We economists couldn’t even see this crisis coming, so our forecasts must be read with caution. I think it has been proved in previous occasions that over-optimistic claims were more about good wishes than the reality of the situation.
So you are not optimistic at this point,
I think for Spain to exit the crisis we need to prioritise growth policies over austerity plans, and this depends on how the German government’s attitude evolves, and if deficit targets are set over longer periods of time. It’s hard to know when, in 2014 or 2015, we don’t know. We see there are hopeful signs, but our deleverage requires more time because private and public sectors were excessively in debt.
What role could Germany play in a recovery process?
Germany’s decisions are very important.
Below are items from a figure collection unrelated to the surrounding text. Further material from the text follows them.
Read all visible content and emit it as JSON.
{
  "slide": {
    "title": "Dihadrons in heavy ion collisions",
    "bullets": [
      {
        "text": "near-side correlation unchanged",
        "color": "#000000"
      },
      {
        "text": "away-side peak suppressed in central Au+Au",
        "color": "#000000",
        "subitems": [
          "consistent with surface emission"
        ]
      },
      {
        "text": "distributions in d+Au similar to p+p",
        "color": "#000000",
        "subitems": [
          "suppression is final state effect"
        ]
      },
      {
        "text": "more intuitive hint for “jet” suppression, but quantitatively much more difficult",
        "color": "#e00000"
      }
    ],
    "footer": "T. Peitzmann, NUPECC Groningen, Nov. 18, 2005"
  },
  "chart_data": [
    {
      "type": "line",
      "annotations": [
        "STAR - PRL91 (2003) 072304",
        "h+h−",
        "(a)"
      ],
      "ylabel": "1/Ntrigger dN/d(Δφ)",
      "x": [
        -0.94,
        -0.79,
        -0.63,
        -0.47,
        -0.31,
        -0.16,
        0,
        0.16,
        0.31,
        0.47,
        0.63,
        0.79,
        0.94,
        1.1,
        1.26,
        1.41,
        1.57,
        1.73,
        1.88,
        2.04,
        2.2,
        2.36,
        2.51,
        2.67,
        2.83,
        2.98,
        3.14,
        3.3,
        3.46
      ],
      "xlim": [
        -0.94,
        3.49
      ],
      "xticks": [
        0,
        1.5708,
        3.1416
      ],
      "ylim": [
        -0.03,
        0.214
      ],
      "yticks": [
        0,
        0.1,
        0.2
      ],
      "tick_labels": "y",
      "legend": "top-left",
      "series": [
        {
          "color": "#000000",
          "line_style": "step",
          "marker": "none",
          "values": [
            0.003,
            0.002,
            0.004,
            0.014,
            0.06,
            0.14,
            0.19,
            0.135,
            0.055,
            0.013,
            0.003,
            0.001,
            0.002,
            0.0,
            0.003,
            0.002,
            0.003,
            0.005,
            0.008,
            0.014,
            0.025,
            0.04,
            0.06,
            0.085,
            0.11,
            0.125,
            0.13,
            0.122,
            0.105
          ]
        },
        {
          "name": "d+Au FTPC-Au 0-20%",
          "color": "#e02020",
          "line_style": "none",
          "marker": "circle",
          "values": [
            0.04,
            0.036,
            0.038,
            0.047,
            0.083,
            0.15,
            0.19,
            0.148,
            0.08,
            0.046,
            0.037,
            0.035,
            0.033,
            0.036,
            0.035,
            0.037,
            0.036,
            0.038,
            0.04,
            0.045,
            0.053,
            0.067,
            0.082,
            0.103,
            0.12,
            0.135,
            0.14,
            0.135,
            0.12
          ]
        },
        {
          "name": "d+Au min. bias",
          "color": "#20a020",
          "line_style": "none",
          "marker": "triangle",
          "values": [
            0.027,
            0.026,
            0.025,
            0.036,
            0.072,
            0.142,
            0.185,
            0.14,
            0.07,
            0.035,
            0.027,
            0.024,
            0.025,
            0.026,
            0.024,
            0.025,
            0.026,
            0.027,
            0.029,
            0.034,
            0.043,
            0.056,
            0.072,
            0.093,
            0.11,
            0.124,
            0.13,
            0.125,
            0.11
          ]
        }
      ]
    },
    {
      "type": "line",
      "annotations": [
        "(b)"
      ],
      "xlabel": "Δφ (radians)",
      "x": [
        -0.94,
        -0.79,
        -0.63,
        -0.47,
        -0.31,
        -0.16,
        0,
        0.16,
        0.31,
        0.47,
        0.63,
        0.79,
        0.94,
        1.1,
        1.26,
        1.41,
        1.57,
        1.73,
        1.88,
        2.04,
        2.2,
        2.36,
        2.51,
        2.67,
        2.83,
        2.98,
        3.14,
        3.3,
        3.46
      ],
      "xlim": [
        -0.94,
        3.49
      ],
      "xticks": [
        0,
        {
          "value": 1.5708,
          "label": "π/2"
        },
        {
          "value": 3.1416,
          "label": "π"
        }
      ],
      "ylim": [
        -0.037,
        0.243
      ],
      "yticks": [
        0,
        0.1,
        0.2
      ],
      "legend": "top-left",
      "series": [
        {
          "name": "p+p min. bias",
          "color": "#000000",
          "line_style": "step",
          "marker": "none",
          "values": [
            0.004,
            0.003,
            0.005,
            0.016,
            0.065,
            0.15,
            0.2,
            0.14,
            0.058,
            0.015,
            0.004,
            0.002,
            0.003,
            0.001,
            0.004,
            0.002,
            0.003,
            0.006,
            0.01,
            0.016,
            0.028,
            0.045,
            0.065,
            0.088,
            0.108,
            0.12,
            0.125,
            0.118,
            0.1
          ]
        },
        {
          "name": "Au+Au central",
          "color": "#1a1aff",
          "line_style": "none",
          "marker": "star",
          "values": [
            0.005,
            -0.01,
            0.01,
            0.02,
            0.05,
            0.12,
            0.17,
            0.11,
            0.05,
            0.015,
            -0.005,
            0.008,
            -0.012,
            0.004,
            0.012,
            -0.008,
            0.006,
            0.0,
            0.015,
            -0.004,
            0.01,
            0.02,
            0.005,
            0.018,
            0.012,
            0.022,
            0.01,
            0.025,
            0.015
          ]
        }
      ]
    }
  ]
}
Berlin influences EU’s policies more than any other country, including France, and its upcoming elections will have a wide influence. Once we have the results, action must follow. Germany must understand that a strong Europe is good for its national interests, too, and German companies will benefit the most. I’d like to believe that Chancellor Angela Merkel is able to admit change is necessary if her economic policies are proved to be wrong. If Germany just seeks control over Europe, this will wreck the whole European project.
Has Berlin been right, so far?
Germany has imposed tough deficit targets and people in peripheral economies think the goals are too strict, and it has sparked a negative sentiment, a sense of disappointment. It looks as though the generosity, the shared understanding of our common project has vanished. There are no agreements, only orders. The Troika’s officials aren’t seen as people who come to help at all; instead, they are described as ‘the men in black’ who put the whole country under suspicion. The anger has focused on Germany, and particularly on Angela Merkel. The power balance seems broken.
We comply with the Troika’s policies because they are imposed on us, but we don’t agree with them. And this austerity has yet to prove it’s right. Personally, I doubt austerity alone can bring economic recovery. Those who defend that forget the risk of social destabilisation it may cost us.